Incidentally Naumburg is yet another of those wonderful German romanesque and gothic cathedrals and churches with marvellous treasures of which we seem so little aware in this country.

In England the cult of St Pancras appears to have begun with the Roman mission of 597 - that is just as his Passio was being written and disseminated. St Augustine dedicated in his honour the first church he erected in Canterbury - later incorporated in what became St Augustine's Abbey. Fifty years later Pope St Vitalian (657-672 ) sent to King Oswy of Northumbria (d.670), in addition to filings from St Peter's Chains, a portion of the martyr's relics, the distribution of which seems to have propagated his cult in England.

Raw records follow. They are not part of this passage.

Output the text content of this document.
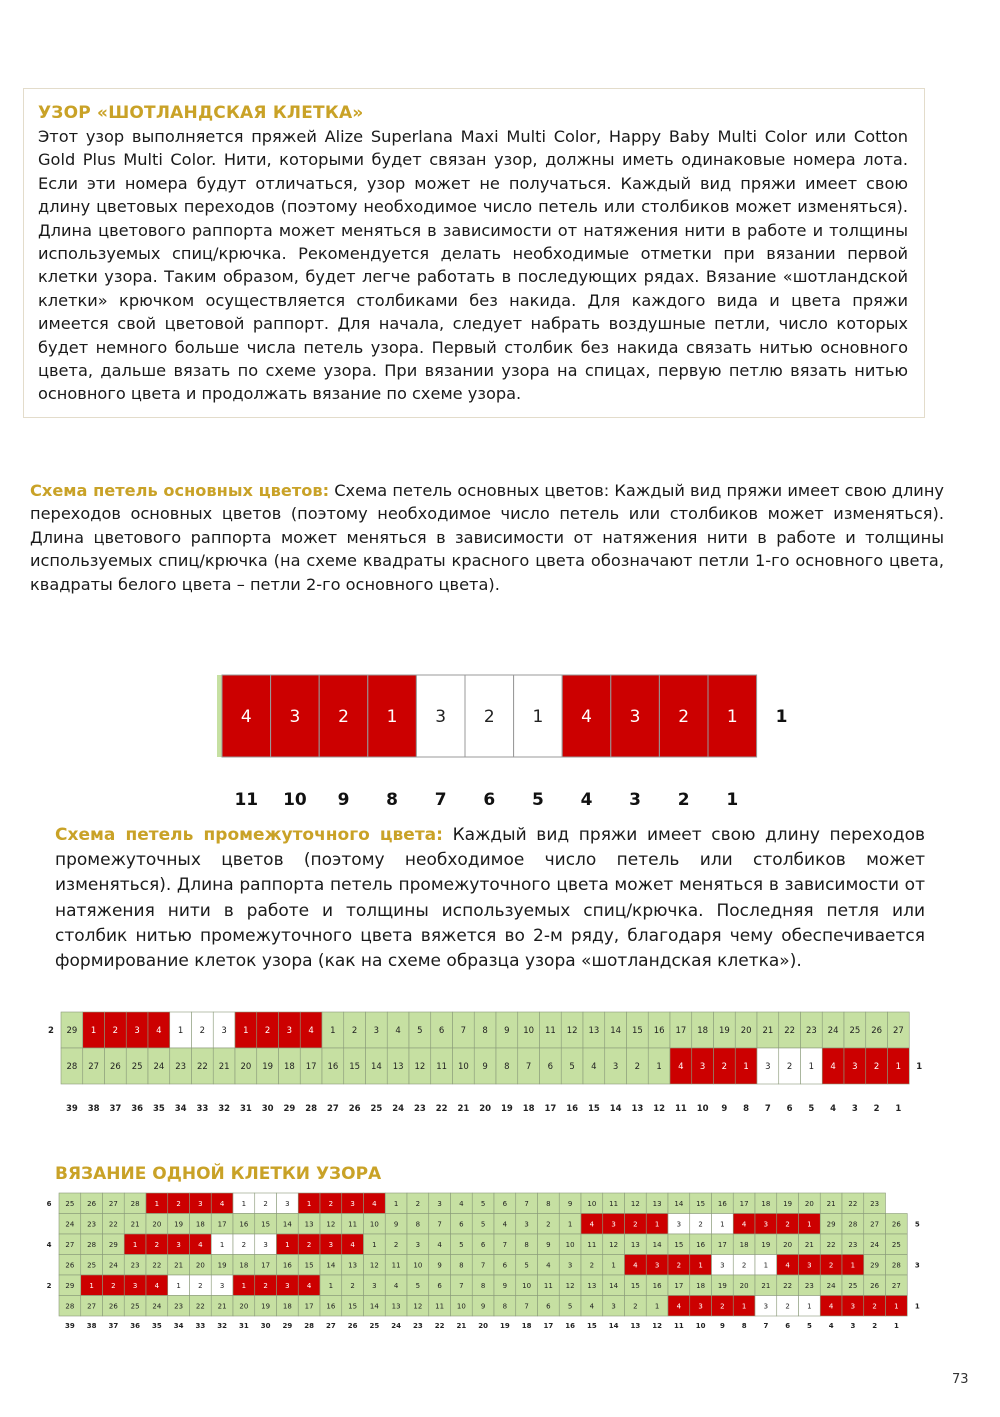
УЗОР «ШОТЛАНДСКАЯ КЛЕТКА»

Этот узор выполняется пряжей Alize Superlana Maxi Multi Color, Happy Baby Multi Color или Cotton Gold Plus Multi Color. Нити, которыми будет связан узор, должны иметь одинаковые номера лота. Если эти номера будут отличаться, узор может не получаться. Каждый вид пряжи имеет свою длину цветовых переходов (поэтому необходимое число петель или столбиков может изменяться). Длина цветового раппорта может меняться в зависимости от натяжения нити в работе и толщины используемых спиц/крючка. Рекомендуется делать необходимые отметки при вязании первой клетки узора. Таким образом, будет легче работать в последующих рядах. Вязание «шотландской клетки» крючком осуществляется столбиками без накида. Для каждого вида и цвета пряжи имеется свой цветовой раппорт. Для начала, следует набрать воздушные петли, число которых будет немного больше числа петель узора. Первый столбик без накида связать нитью основного цвета, дальше вязать по схеме узора. При вязании узора на спицах, первую петлю вязать нитью основного цвета и продолжать вязание по схеме узора.

Схема петель основных цветов: Схема петель основных цветов: Каждый вид пряжи имеет свою длину переходов основных цветов (поэтому необходимое число петель или столбиков может изменяться). Длина цветового раппорта может меняться в зависимости от натяжения нити в работе и толщины используемых спиц/крючка (на схеме квадраты красного цвета обозначают петли 1-го основного цвета, квадраты белого цвета – петли 2-го основного цвета).
4 3 2 1 3 2 1 4 3 2 1 1
11 10 9 8 7 6 5 4 3 2 1
Схема петель промежуточного цвета: Каждый вид пряжи имеет свою длину переходов промежуточных цветов (поэтому необходимое число петель или столбиков может изменяться). Длина раппорта петель промежуточного цвета может меняться в зависимости от натяжения нити в работе и толщины используемых спиц/крючка. Последняя петля или столбик нитью промежуточного цвета вяжется во 2-м ряду, благодаря чему обеспечивается формирование клеток узора (как на схеме образца узора «шотландская клетка»).
29 1 2 3 4 1 2 3 1 2 3 4 1 2 3 4 5 6 7 8 9 10 11 12 13 14 15 16 17 18 19 20 21 22 23 24 25 26 27
2
28 27 26 25 24 23 22 21 20 19 18 17 16 15 14 13 12 11 10 9 8 7 6 5 4 3 2 1 4 3 2 1 3 2 1 4 3 2 1 1
39 38 37 36 35 34 33 32 31 30 29 28 27 26 25 24 23 22 21 20 19 18 17 16 15 14 13 12 11 10 9 8 7 6 5 4 3 2 1
ВЯЗАНИЕ ОДНОЙ КЛЕТКИ УЗОРА
25 26 27 28 1 2 3 4 1 2 3 1 2 3 4 1 2 3 4 5 6 7 8 9 10 11 12 13 14 15 16 17 18 19 20 21 22 23
6
24 23 22 21 20 19 18 17 16 15 14 13 12 11 10 9 8 7 6 5 4 3 2 1 4 3 2 1 3 2 1 4 3 2 1 29 28 27 26 5
27 28 29 1 2 3 4 1 2 3 1 2 3 4 1 2 3 4 5 6 7 8 9 10 11 12 13 14 15 16 17 18 19 20 21 22 23 24 25
4
26 25 24 23 22 21 20 19 18 17 16 15 14 13 12 11 10 9 8 7 6 5 4 3 2 1 4 3 2 1 3 2 1 4 3 2 1 29 28 3
29 1 2 3 4 1 2 3 1 2 3 4 1 2 3 4 5 6 7 8 9 10 11 12 13 14 15 16 17 18 19 20 21 22 23 24 25 26 27
2
28 27 26 25 24 23 22 21 20 19 18 17 16 15 14 13 12 11 10 9 8 7 6 5 4 3 2 1 4 3 2 1 3 2 1 4 3 2 1 1
39 38 37 36 35 34 33 32 31 30 29 28 27 26 25 24 23 22 21 20 19 18 17 16 15 14 13 12 11 10 9 8 7 6 5 4 3 2 1
73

Relics of St Pancras that ended up at Waltham Cross could well be those in the portable shrine Harold Godwinson is depicted as swearing on in the Bayeux Tapestry. Pancras as one who punished oath-breakers would clearly fit very well into such an account from the Norman standpoint.

In 1077 William de Warenne established the first Cluniac priory in England at Lewes in Sussex, and dediacted it to St Pancras. Given the relative proximity to Hastings this may reflect an awareness of gratitude to the saint for his intercession in 1066. If that is so, maybe we should take St Pancras more seriously in England than as just the name of a railway terminus.

The priory church, modelled on the great new church of Cluny itself, was larger than Chichester cathedral. The history and remains of the priory can be studied on the excellent and well researched website Lewes Priory.

There was alas no sixteenth century Betjeman to save Lewes Priory from the destructive urges of the sixteenth century, nor to protect its remains from further damage in the nineteenth century when the railway came to the town and cut through the site. Writing this I am beginning to think that in England at least one of the attributes of St Pancras should be a railway engine.

Today, apart from his eponymous parish in London, for which a late Roman origin has been suggested - and if so than the a dedication may point to an early renovation in the years around 604 when the diocese of London was restablished - probably the most famous English church under his patronage is that at Widecome-in-the-Moor in Devon.

2 comments:

Stephanie A. Mann said...

Thank you for such a great post! I did not find St. Pancras listed among the 14 holy helpers on the site I found online--is he referred to by a different name?

Once I Was A Clever Boy said...

Maybe he is - I must admit I took the account of his life from a source without checking.